An 18-year-old Pasco High senior and his friends narrowly avoided what authorities said likely would have been a serious head-on collision shortly after noon Monday while racing on a rural Franklin County road.

Paulo Orozco was in the wrong lane and going about 90 mph in his Acura Integra on Foster Wells Road when he crested a blind hill and had to swerve to avoid crashing head-on into an oncoming truck, said Franklin County sheriff's Cpl. Jim Dickerson.

Three cars were racing, Dickerson said. Two were side-by-side and a third was following.

Orozco's car went out of control and flipped, landing on its roof. Police said a passenger in his car apparently jumped out and ran to one of the other cars, which sped away.

The crash occurred at 12:05 p.m.

"We're just very lucky today that somebody didn't die," Dickerson said.

Tom Gladden, 42, of Benton City, said he was driving a hay truck behind the teens and feared the worst. He said he could see the pickup heading toward the teens and watched as Orozco "basically waited until he couldn't wait no more" before swerving.

The driver of the pickup also swerved to miss the teens, and Gladden thought for a moment that he was going to crash into one of the racing cars.

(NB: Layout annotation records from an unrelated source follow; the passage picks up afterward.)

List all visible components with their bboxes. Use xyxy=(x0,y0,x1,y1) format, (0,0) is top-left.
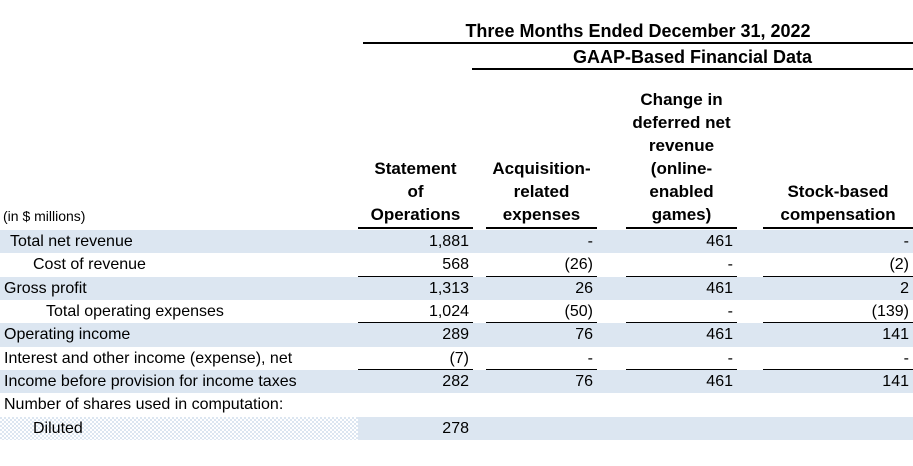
value-cell: 76 xyxy=(575,372,593,390)
row-label: Operating income xyxy=(4,326,131,344)
row-label: Number of shares used in computation: xyxy=(4,396,284,414)
value-cell xyxy=(763,393,913,416)
value-cell: 282 xyxy=(442,372,469,390)
value-cell: - xyxy=(587,233,593,250)
value-cell xyxy=(358,393,473,416)
column-header-stock-based-compensation: Stock-based compensation xyxy=(780,182,896,224)
row-label: Income before provision for income taxes xyxy=(4,372,297,390)
value-cell: 26 xyxy=(575,279,593,297)
table-row: Diluted 278 xyxy=(0,416,913,440)
value-cell: - xyxy=(903,233,909,250)
table-row: Gross profit 1,313 26 461 2 xyxy=(0,276,913,300)
value-cell: 1,881 xyxy=(428,233,469,250)
table-row: Cost of revenue 568 (26) - (2) xyxy=(0,253,913,277)
value-cell: - xyxy=(486,347,597,370)
header-rule-col2 xyxy=(486,227,597,229)
value-cell: (7) xyxy=(358,347,473,370)
value-cell: 278 xyxy=(442,419,469,437)
header-rule-col4 xyxy=(763,227,913,229)
value-cell: (26) xyxy=(486,253,597,277)
value-cell: (2) xyxy=(763,253,913,277)
table-title: Three Months Ended December 31, 2022 xyxy=(363,20,913,44)
value-cell xyxy=(626,417,737,440)
column-header-acquisition-related-expenses: Acquisition- related expenses xyxy=(492,159,591,224)
value-cell: 141 xyxy=(882,372,909,390)
value-cell: 141 xyxy=(882,326,909,344)
value-cell xyxy=(626,393,737,416)
row-label: Interest and other income (expense), net xyxy=(4,349,293,367)
table-subtitle: GAAP-Based Financial Data xyxy=(472,46,913,70)
value-cell: (139) xyxy=(763,300,913,324)
header-rule-col3 xyxy=(626,227,737,229)
value-cell xyxy=(486,417,597,440)
table-row: Total net revenue 1,881 - 461 - xyxy=(0,230,913,254)
table-row: Number of shares used in computation: xyxy=(0,393,913,416)
row-label: Total operating expenses xyxy=(46,302,224,320)
header-rule-col1 xyxy=(358,227,473,229)
value-cell: - xyxy=(626,347,737,370)
row-label: Cost of revenue xyxy=(33,256,146,274)
value-cell: (50) xyxy=(486,300,597,324)
column-header-change-in-deferred-net-revenue: Change in deferred net revenue (online- … xyxy=(632,90,731,224)
value-cell: 461 xyxy=(706,326,733,344)
value-cell xyxy=(763,417,913,440)
value-cell: 76 xyxy=(575,326,593,344)
table-body: Total net revenue 1,881-461- Cost of reven… xyxy=(0,230,913,440)
value-cell xyxy=(486,393,597,416)
value-cell: - xyxy=(626,300,737,324)
table-row: Total operating expenses 1,024 (50) - (139) xyxy=(0,300,913,324)
value-cell: 1,024 xyxy=(358,300,473,324)
value-cell: 2 xyxy=(900,279,909,297)
value-cell: 461 xyxy=(706,279,733,297)
dotted-pattern-fill xyxy=(0,416,358,440)
value-cell: 461 xyxy=(706,372,733,390)
value-cell: 289 xyxy=(442,326,469,344)
row-label: Total net revenue xyxy=(10,233,133,250)
value-cell: - xyxy=(763,347,913,370)
column-header-statement-of-operations: Statement of Operations xyxy=(370,159,461,224)
row-label: Diluted xyxy=(33,419,83,437)
value-cell: 568 xyxy=(358,253,473,277)
value-cell: 461 xyxy=(706,233,733,250)
units-label: (in $ millions) xyxy=(3,208,86,224)
table-row: Interest and other income (expense), net… xyxy=(0,347,913,370)
value-cell: 1,313 xyxy=(428,279,469,297)
table-row: Operating income 289 76 461 141 xyxy=(0,323,913,347)
row-label: Gross profit xyxy=(4,279,87,297)
table-row: Income before provision for income taxes… xyxy=(0,369,913,394)
value-cell: - xyxy=(626,253,737,277)
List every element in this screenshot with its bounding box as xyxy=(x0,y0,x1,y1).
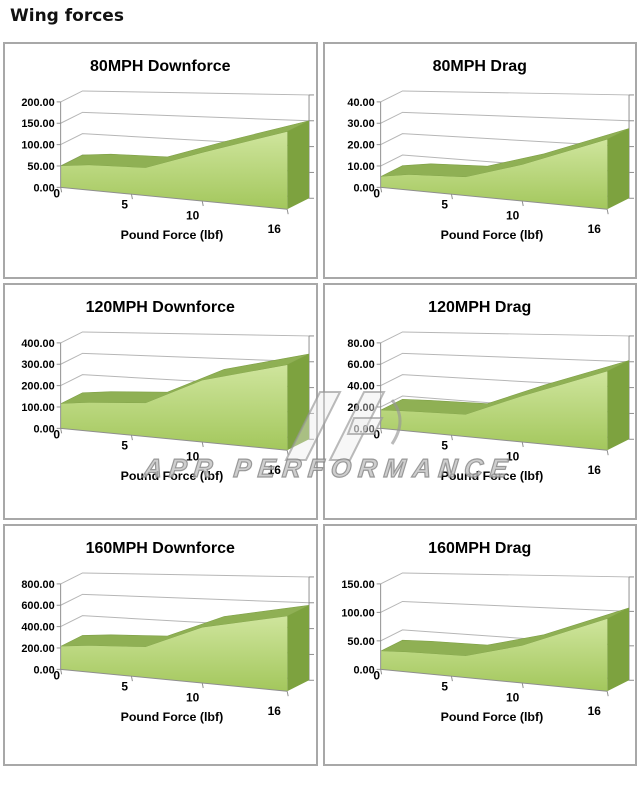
chart-title: 160MPH Downforce xyxy=(85,540,235,557)
svg-text:200.00: 200.00 xyxy=(22,97,55,109)
chart-panel: 80MPH Downforce 0.00 50.00 100.00 150.00 200… xyxy=(3,42,318,279)
svg-text:400.00: 400.00 xyxy=(22,622,55,634)
svg-text:0.00: 0.00 xyxy=(34,423,55,435)
svg-text:5: 5 xyxy=(122,438,129,452)
svg-text:0: 0 xyxy=(54,186,61,200)
svg-text:10: 10 xyxy=(506,209,520,223)
svg-text:0: 0 xyxy=(373,186,380,200)
svg-text:40.00: 40.00 xyxy=(347,381,374,393)
chart-canvas: 0.00 50.00 100.00 150.00 0 5 10 16 Pound Force (… xyxy=(341,572,634,724)
chart-panel: 120MPH Downforce 0.00 100.00 200.00 300.00 4… xyxy=(3,283,318,520)
chart-title: 80MPH Drag xyxy=(432,58,527,75)
svg-text:10: 10 xyxy=(506,691,520,705)
chart-canvas: 0.00 20.00 40.00 60.00 80.00 0 5 10 16 Pound Forc… xyxy=(347,331,634,483)
svg-text:5: 5 xyxy=(441,197,448,211)
chart-title: 120MPH Drag xyxy=(428,299,532,316)
svg-text:20.00: 20.00 xyxy=(347,402,374,414)
page-title: Wing forces xyxy=(10,6,124,26)
svg-text:0.00: 0.00 xyxy=(353,423,374,435)
svg-text:50.00: 50.00 xyxy=(347,636,374,648)
svg-text:0.00: 0.00 xyxy=(34,182,55,194)
svg-text:10: 10 xyxy=(506,450,520,464)
svg-text:16: 16 xyxy=(587,222,601,236)
svg-text:0.00: 0.00 xyxy=(34,664,55,676)
chart-canvas: 0.00 100.00 200.00 300.00 400.00 0 5 10 16 Pound … xyxy=(22,331,315,483)
svg-text:0: 0 xyxy=(373,427,380,441)
chart-canvas: 0.00 200.00 400.00 600.00 800.00 0 5 10 16 Pound … xyxy=(22,572,315,724)
svg-text:16: 16 xyxy=(268,463,282,477)
chart-panel: 80MPH Drag 0.00 10.00 20.00 30.00 40.00 0 5 10 1… xyxy=(322,42,637,279)
x-axis-title: Pound Force (lbf) xyxy=(121,228,224,242)
svg-text:600.00: 600.00 xyxy=(22,600,55,612)
x-axis-title: Pound Force (lbf) xyxy=(440,710,543,724)
svg-text:5: 5 xyxy=(122,679,129,693)
svg-text:5: 5 xyxy=(441,679,448,693)
svg-text:16: 16 xyxy=(268,704,282,718)
svg-text:10: 10 xyxy=(186,691,200,705)
svg-text:800.00: 800.00 xyxy=(22,579,55,591)
chart-title: 80MPH Downforce xyxy=(90,58,231,75)
svg-text:50.00: 50.00 xyxy=(28,161,55,173)
svg-text:5: 5 xyxy=(441,438,448,452)
svg-text:16: 16 xyxy=(587,463,601,477)
chart-title: 120MPH Downforce xyxy=(85,299,235,316)
svg-text:40.00: 40.00 xyxy=(347,97,374,109)
svg-text:16: 16 xyxy=(587,704,601,718)
x-axis-title: Pound Force (lbf) xyxy=(440,469,543,483)
x-axis-title: Pound Force (lbf) xyxy=(440,228,543,242)
chart-panel: 160MPH Downforce 0.00 200.00 400.00 600.00 8… xyxy=(3,524,318,766)
chart-panel: 160MPH Drag 0.00 50.00 100.00 150.00 0 5 10 16 P… xyxy=(322,524,637,766)
chart-panel: 120MPH Drag 0.00 20.00 40.00 60.00 80.00 0 5 10… xyxy=(322,283,637,520)
svg-text:0.00: 0.00 xyxy=(353,182,374,194)
chart-title: 160MPH Drag xyxy=(428,540,532,557)
svg-text:60.00: 60.00 xyxy=(347,359,374,371)
svg-text:16: 16 xyxy=(268,222,282,236)
svg-text:150.00: 150.00 xyxy=(341,579,374,591)
chart-canvas: 0.00 10.00 20.00 30.00 40.00 0 5 10 16 Pound Forc… xyxy=(347,90,634,242)
svg-text:150.00: 150.00 xyxy=(22,118,55,130)
svg-text:10: 10 xyxy=(186,209,200,223)
svg-text:0: 0 xyxy=(54,668,61,682)
x-axis-title: Pound Force (lbf) xyxy=(121,710,224,724)
svg-text:0.00: 0.00 xyxy=(353,664,374,676)
chart-canvas: 0.00 50.00 100.00 150.00 200.00 0 5 10 16 Pound F… xyxy=(22,90,315,242)
svg-text:5: 5 xyxy=(122,197,129,211)
svg-text:100.00: 100.00 xyxy=(341,607,374,619)
x-axis-title: Pound Force (lbf) xyxy=(121,469,224,483)
svg-text:200.00: 200.00 xyxy=(22,643,55,655)
svg-text:30.00: 30.00 xyxy=(347,118,374,130)
svg-text:0: 0 xyxy=(373,668,380,682)
svg-text:100.00: 100.00 xyxy=(22,140,55,152)
svg-text:300.00: 300.00 xyxy=(22,359,55,371)
svg-text:0: 0 xyxy=(54,427,61,441)
svg-text:100.00: 100.00 xyxy=(22,402,55,414)
svg-text:20.00: 20.00 xyxy=(347,140,374,152)
svg-text:10.00: 10.00 xyxy=(347,161,374,173)
svg-text:400.00: 400.00 xyxy=(22,338,55,350)
svg-text:80.00: 80.00 xyxy=(347,338,374,350)
svg-text:10: 10 xyxy=(186,450,200,464)
svg-text:200.00: 200.00 xyxy=(22,381,55,393)
chart-grid: 80MPH Downforce 0.00 50.00 100.00 150.00 200… xyxy=(3,42,637,766)
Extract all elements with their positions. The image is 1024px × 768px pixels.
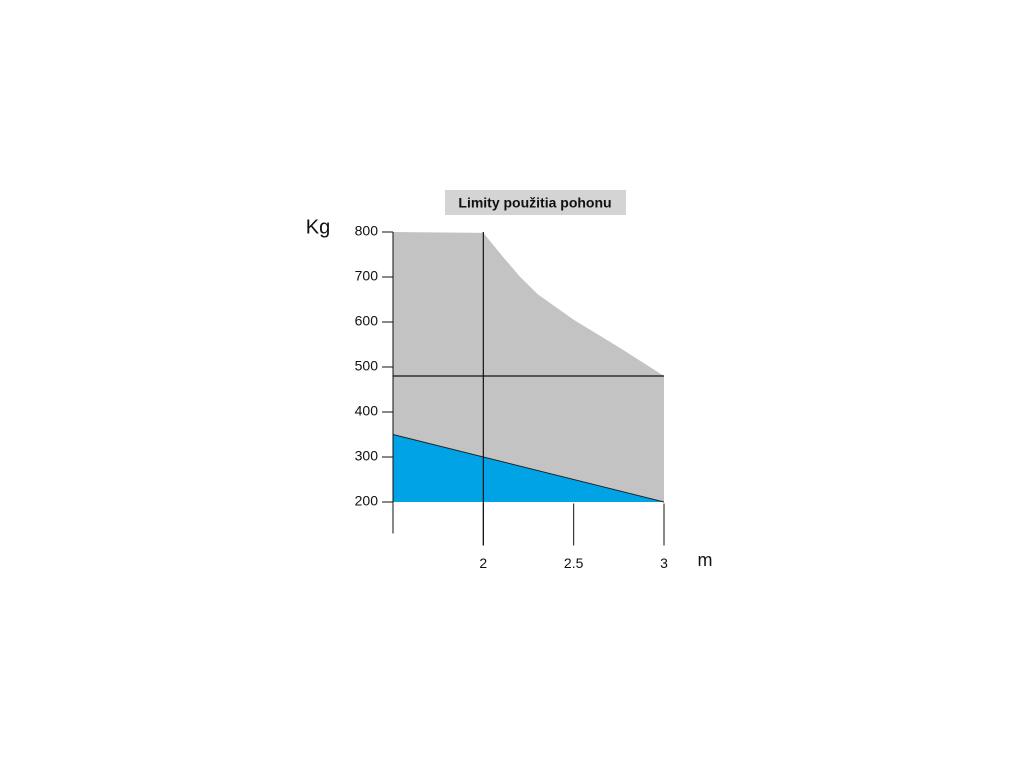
- y-tick-label: 200: [355, 493, 379, 509]
- chart-title: Limity použitia pohonu: [458, 195, 611, 211]
- area: [393, 232, 664, 502]
- x-tick-label: 2: [479, 555, 487, 571]
- x-axis-label: m: [698, 550, 713, 570]
- title-background: [445, 190, 626, 215]
- y-tick-label: 800: [355, 223, 379, 239]
- y-tick-label: 300: [355, 448, 379, 464]
- y-axis-label: Kg: [306, 216, 330, 238]
- y-tick-label: 500: [355, 358, 379, 374]
- y-tick-label: 600: [355, 313, 379, 329]
- area-edge: [392, 434, 665, 503]
- y-tick-label: 400: [355, 403, 379, 419]
- y-tick-label: 700: [355, 268, 379, 284]
- x-tick-label: 2.5: [564, 555, 584, 571]
- x-tick-label: 3: [660, 555, 668, 571]
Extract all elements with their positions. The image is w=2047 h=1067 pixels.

Gladden said it's common for teens to race on Foster Wells Road but they usually do it on a straighter stretch of road that has no hills.

"Where they were racing ... there a couple of humps and bumps in the road and they couldn't see the oncoming traffic," he said.

When he saw the truck heading toward the teens but knew they couldn't see the truck, Gladden said, "I figured I was going to come up on dead kids."

Orozco wasn't injured but did end up in the Franklin County jail on suspicion of reckless driving/racing. Another 16-year-old driver was cited for reckless driving and released. Deputies are looking for the third car that was involved.

Orozco's Acura and the 16-year-old's Honda Civic were impounded, Dickerson said.

Racing on county roads doubles or triples as summer approaches and students start to celebrate the end of the school year, authorities said.

"These flat roads ... are very common for racers. The problem is they're getting in that competitive mind, get to a hill and they don't back down," Dickerson said. "It's a high time when kids go out, going to senior parties, skipping school, and are out driving and racing.

"These kids just need to be careful this time of year and try to use common sense," he added.